Pandangan Umum Fraksi PDI Perjuangan dengan juru bicaranya, Hendik Budi Yuantoro, menyampaikan bahwa permasalahan jalan menjadi permasalahan nyata dialami masyarakat Kabupaten Blitar utamanya di wilayah pelosok desa. Hingga masyarakat membuat meme atau lelucon, menjadikan kerusakan jalan banyak berlobang dijadikan nama wisata ‘jeglongan sewu’ menjadi suatu ironi.
“Infrastruktur jalan harus menjadi prioritas, bagaimanapun penyediaan jalan umum itu sudah menjadi tugas pemerintah. Kita selama ini melihat jalan khususnya di desa-desa ini rusak, apalagi memasuki lebaran maka pemerintah harus punya strategi khusus untuk pembangunan jalan supaya nyaman dilalui masyarakat,” katanya.
Baca Juga: Hikmah Ramdhan, Kemenkumham Banten Berbagi Takjil
Kualitas infrastruktur yang kurang, tidak lepas dari proses pengadaan pemilihan rekanan pelaksana perbaikan jalan. Pemkab Blitar membuat kebijakan penggunaan e-katalog dalam pengadaan barang dan jasa. Itu dinilai hanya sebatas administrasi, dan minim kompetisi dalam penyediaan barang dan jasa.
Fraksi PDI Perjuangan tidak ingin ada lagi peristiwa pemutusan kontrak dengan rekanan seperti pada pembangunan Jembatan Dawuhan. Itu merupakan bukti nyata kurang profesionalnya eksekutif dalam menentukan rekanan yang bonafid.
Baca Juga: 500 Kiyai di Kabupaten Serang Terima Bantuan Sembako dan Uang Tunai
“E-katalog ini mereka tinggal melakukan penunjukan lalu mengisi administrasinya tanpa kita tahu seperti apa kualitas rekanan-nya.
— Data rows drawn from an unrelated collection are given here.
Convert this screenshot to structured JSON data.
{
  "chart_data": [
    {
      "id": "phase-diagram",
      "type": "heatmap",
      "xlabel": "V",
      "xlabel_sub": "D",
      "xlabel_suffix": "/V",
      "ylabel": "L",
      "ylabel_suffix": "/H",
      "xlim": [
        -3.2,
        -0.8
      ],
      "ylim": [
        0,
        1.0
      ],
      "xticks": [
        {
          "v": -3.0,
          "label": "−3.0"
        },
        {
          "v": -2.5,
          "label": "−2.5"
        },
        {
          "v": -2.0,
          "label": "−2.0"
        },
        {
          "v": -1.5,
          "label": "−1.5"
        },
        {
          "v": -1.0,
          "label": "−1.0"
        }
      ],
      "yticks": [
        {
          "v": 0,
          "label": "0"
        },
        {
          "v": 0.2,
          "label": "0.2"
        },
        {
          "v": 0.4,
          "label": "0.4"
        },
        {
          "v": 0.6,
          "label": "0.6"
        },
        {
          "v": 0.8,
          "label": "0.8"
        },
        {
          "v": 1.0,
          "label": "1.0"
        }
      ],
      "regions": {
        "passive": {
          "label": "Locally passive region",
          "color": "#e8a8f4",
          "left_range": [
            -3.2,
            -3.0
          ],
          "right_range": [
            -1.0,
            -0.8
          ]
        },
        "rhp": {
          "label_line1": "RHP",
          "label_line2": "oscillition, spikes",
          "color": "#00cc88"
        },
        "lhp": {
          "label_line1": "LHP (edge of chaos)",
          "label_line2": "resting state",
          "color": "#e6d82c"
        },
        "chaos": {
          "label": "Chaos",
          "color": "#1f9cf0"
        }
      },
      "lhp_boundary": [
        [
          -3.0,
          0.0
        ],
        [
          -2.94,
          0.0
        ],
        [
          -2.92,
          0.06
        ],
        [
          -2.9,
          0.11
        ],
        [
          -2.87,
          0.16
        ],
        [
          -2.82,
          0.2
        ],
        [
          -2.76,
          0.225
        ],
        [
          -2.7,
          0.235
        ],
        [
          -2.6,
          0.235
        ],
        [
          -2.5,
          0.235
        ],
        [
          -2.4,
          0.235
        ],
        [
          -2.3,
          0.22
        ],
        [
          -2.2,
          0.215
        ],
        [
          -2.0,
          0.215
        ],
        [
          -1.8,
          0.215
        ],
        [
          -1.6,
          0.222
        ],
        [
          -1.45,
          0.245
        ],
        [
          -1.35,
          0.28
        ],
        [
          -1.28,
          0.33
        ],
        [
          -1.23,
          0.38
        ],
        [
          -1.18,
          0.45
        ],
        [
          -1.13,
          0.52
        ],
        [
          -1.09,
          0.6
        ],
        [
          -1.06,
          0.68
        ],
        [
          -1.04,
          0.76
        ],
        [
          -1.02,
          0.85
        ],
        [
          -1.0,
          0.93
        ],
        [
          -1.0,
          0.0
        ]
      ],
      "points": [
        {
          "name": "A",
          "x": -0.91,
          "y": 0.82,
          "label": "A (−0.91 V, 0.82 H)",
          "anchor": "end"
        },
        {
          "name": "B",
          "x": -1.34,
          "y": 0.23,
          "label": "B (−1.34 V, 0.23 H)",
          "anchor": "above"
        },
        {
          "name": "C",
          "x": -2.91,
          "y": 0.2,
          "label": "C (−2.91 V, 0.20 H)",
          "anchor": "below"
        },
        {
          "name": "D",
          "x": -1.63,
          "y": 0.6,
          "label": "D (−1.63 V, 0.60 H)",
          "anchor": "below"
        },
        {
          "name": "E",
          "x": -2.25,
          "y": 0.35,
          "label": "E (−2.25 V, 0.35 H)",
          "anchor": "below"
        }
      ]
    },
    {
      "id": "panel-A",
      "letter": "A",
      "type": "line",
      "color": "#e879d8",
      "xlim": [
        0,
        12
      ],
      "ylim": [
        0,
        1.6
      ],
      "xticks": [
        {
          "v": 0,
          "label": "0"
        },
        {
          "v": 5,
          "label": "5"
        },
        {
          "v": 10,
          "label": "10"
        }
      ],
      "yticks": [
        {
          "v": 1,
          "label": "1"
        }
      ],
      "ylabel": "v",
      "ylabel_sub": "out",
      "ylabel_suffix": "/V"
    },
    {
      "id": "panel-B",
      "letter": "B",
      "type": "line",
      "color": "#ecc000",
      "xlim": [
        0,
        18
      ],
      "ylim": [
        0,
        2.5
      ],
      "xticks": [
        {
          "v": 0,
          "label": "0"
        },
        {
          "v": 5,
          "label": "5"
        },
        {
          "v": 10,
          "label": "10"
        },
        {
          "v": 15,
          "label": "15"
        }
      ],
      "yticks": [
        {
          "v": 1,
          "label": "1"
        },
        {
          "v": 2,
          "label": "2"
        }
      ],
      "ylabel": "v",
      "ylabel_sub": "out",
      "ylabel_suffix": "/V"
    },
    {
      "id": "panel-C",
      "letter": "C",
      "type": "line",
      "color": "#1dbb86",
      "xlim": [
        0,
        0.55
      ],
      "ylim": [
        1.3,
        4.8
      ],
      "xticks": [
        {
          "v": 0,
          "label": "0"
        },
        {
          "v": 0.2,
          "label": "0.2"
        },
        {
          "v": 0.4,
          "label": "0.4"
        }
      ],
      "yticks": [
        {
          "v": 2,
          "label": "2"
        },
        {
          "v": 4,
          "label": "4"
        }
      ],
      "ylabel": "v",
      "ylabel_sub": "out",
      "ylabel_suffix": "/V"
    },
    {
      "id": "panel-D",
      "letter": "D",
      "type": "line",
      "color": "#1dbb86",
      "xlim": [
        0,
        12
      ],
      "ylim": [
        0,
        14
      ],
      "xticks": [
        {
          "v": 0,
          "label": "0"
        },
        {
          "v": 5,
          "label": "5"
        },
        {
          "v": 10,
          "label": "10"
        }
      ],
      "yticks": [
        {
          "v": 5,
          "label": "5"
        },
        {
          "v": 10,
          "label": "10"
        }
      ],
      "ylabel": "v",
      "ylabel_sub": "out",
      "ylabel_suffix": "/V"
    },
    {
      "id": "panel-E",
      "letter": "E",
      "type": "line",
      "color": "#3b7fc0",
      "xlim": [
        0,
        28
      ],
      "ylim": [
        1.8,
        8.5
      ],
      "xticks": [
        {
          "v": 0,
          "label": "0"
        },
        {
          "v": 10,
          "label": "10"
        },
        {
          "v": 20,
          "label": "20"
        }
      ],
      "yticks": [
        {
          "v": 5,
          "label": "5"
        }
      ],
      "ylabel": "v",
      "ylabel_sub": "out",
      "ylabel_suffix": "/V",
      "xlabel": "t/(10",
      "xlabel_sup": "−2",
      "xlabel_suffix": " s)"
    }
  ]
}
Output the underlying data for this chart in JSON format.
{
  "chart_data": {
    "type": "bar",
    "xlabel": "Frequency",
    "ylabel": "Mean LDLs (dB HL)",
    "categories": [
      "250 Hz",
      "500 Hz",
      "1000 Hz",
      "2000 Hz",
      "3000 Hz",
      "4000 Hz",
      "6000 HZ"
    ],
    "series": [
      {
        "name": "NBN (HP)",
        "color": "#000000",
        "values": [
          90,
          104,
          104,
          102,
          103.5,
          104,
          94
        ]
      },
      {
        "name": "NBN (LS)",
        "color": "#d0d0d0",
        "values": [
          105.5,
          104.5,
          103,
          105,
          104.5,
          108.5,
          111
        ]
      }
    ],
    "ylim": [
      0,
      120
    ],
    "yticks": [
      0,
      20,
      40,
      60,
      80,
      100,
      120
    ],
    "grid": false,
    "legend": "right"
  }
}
Harusnya ada diskresi khusus agar rekanan dipilih dari e-katalog itu bisa baik dan juga mendukung bela dan beli produk Blitar,”jelasnya.
Lalu hal lain yang diutarakan adalah kesenjangan pembangunan antara Blitar wilayah utara dan selatan. Minimnya minat masyarakat bersekolah di sekolah negeri dengan alih-alih memilih sekolah swasta. Dan masih banyak sektor investasi yang belum tersentuh seperti wisata, peternakan dan perhotelan demi meningkatkan kesejahteraan rakyat.
“Kenyataan di lapangan seperti itu, banyak jalan kabupaten dan desa yang rusak. Dan inilah yang PDI Perjuangan harapkan Pemerintah Kabupaten Blitar dalam melakukan pembangunan bisa sesuai keinginan rakyat,” tegasnya.